Gelet op het bijzondere karakter van deze functie en de zeer beperkte omvang ervan (het deel dat past bij Ondersteunend Administratief Medewerker) is de kantonrechter van oordeel dat deze functie niet eerst aan [verweerster] aangeboden had behoren te worden alvorens het verzoek tot ontbinding van de arbeidsovereenkomst gedaan mocht worden.

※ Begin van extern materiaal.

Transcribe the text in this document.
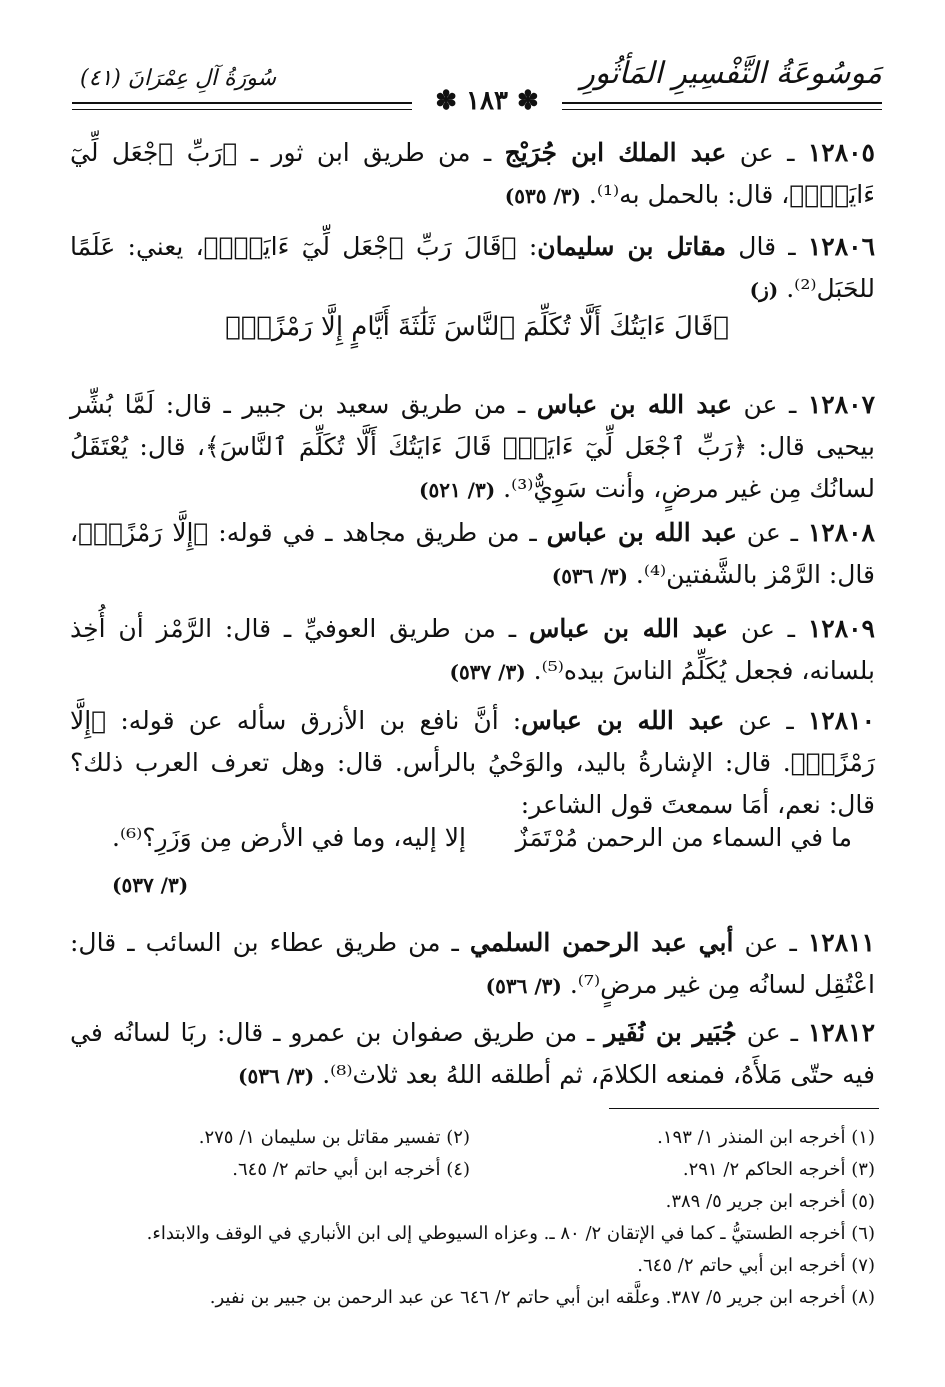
مَوسُوعَةُ التَّفْسِيرِ المَأثُورِ
سُورَةُ آلِ عِمْرَانَ (٤١)
✽ ١٨٣ ✽
١٢٨٠٥ ـ عن عبد الملك ابن جُرَيْج ـ من طريق ابن ثور ـ ﴿رَبِّ ٱجْعَل لِّيٓ ءَايَةًۖ﴾، قال: بالحمل به⁽¹⁾. (٣/ ٥٣٥)
١٢٨٠٦ ـ قال مقاتل بن سليمان: ﴿قَالَ رَبِّ ٱجْعَل لِّيٓ ءَايَةًۖ﴾، يعني: عَلَمًا للحَبَل⁽²⁾. (ز)
﴿قَالَ ءَايَتُكَ أَلَّا تُكَلِّمَ ٱلنَّاسَ ثَلَٰثَةَ أَيَّامٍ إِلَّا رَمْزًاۗ﴾
١٢٨٠٧ ـ عن عبد الله بن عباس ـ من طريق سعيد بن جبير ـ قال: لَمَّا بُشِّر بيحيى قال: ﴿رَبِّ ٱجْعَل لِّيٓ ءَايَةًۖ قَالَ ءَايَتُكَ أَلَّا تُكَلِّمَ ٱلنَّاسَ﴾، قال: يُعْتَقَلُ لسانُك مِن غير مرضٍ، وأنت سَوِيٌّ⁽³⁾. (٣/ ٥٢١)
١٢٨٠٨ ـ عن عبد الله بن عباس ـ من طريق مجاهد ـ في قوله: ﴿إِلَّا رَمْزًاۗ﴾، قال: الرَّمْز بالشَّفتين⁽⁴⁾. (٣/ ٥٣٦)
١٢٨٠٩ ـ عن عبد الله بن عباس ـ من طريق العوفيِّ ـ قال: الرَّمْز أن أُخِذ بلسانه، فجعل يُكَلِّمُ الناسَ بيده⁽⁵⁾. (٣/ ٥٣٧)
١٢٨١٠ ـ عن عبد الله بن عباس: أنَّ نافع بن الأزرق سأله عن قوله: ﴿إِلَّا رَمْزًاۗ﴾. قال: الإشارةُ باليد، والوَحْيُ بالرأس. قال: وهل تعرف العرب ذلك؟ قال: نعم، أمَا سمعتَ قول الشاعر:
ما في السماء من الرحمن مُرْتَمَزٌ
إلا إليه، وما في الأرض مِن وَزَرِ؟⁽⁶⁾.
(٣/ ٥٣٧)
١٢٨١١ ـ عن أبي عبد الرحمن السلمي ـ من طريق عطاء بن السائب ـ قال: اعْتُقِل لسانُه مِن غير مرضٍ⁽⁷⁾. (٣/ ٥٣٦)
١٢٨١٢ ـ عن جُبَير بن نُفَير ـ من طريق صفوان بن عمرو ـ قال: ربَا لسانُه في فيه حتّى مَلأَهُ، فمنعه الكلامَ، ثم أطلقه اللهُ بعد ثلاث⁽⁸⁾. (٣/ ٥٣٦)
(١) أخرجه ابن المنذر ١/ ١٩٣.
(٢) تفسير مقاتل بن سليمان ١/ ٢٧٥.
(٣) أخرجه الحاكم ٢/ ٢٩١.
(٤) أخرجه ابن أبي حاتم ٢/ ٦٤٥.
(٥) أخرجه ابن جرير ٥/ ٣٨٩.
(٦) أخرجه الطستيُّ ـ كما في الإتقان ٢/ ٨٠ ـ. وعزاه السيوطي إلى ابن الأنباري في الوقف والابتداء.
(٧) أخرجه ابن أبي حاتم ٢/ ٦٤٥.
(٨) أخرجه ابن جرير ٥/ ٣٨٧. وعلَّقه ابن أبي حاتم ٢/ ٦٤٦ عن عبد الرحمن بن جبير بن نفير.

Een verweer, inhoudende dat de arbeidsovereenkomst slechts gedeeltelijk mag worden ontbonden (zie Hoge Raad 21 februari 2020, ECLI:NL:HR:2020:283, Victoria) is niet gevoerd.
4.30.
De conclusie is dat de kantonrechter het verzoek van Bela zal toewijzen en dat de arbeidsovereenkomst met toepassing van artikel 7:671b lid 8, onderdeel a, BW zal worden ontbonden met ingang van 1 april 2021. Dat is de datum waarop de arbeidsovereenkomst bij regelmatige opzegging zou zijn geëindigd, verminderd met de duur van deze procedure, een en ander met behoud van een termijn van ten minste één maand.
4.31.
De kantonrechter stelt overeenkomstig het bepaalde in artikel 7:673 lid 2 BW de transitievergoeding vast op € 9.156,98 bruto.
4.32.
[verweerster] heeft verzocht aan haar een billijke vergoeding toe te kennen. Voor toekenning van een billijke vergoeding op grond van artikel 7:671b lid 8 onderdeel c BW is vereist dat de ontbinding van de arbeidsovereenkomst het gevolg is van ernstig verwijtbaar handelen of nalaten van Bela. Uit de wetsgeschiedenis volgt dat ernstig verwijtbaar handelen of nalaten van Bela zich slechts zal voordoen in uitzonderlijke gevallen, bijvoorbeeld als Bela grovelijk de verplichtingen niet nakomt die voortvloeien uit de arbeidsovereenkomst en er als gevolg daarvan een verstoorde arbeidsverhouding ontstaat of als Bela een valse grond voor ontslag aanvoert met als enig oogmerk een onwerkbare situatie te creëren (zie: Kamerstukken II, 2013-2014, 33 818, nr. 3, pag. 34). Een dergelijke situatie doet zich hier niet voor, zodat de verzochte billijke vergoeding wordt afgewezen.
4.33.
Gelet op de aard en uitkomst van de zaak is de kantonrechter van oordeel dat het redelijk is dat de proceskosten op hierna te bepalen wijze worden gecompenseerd.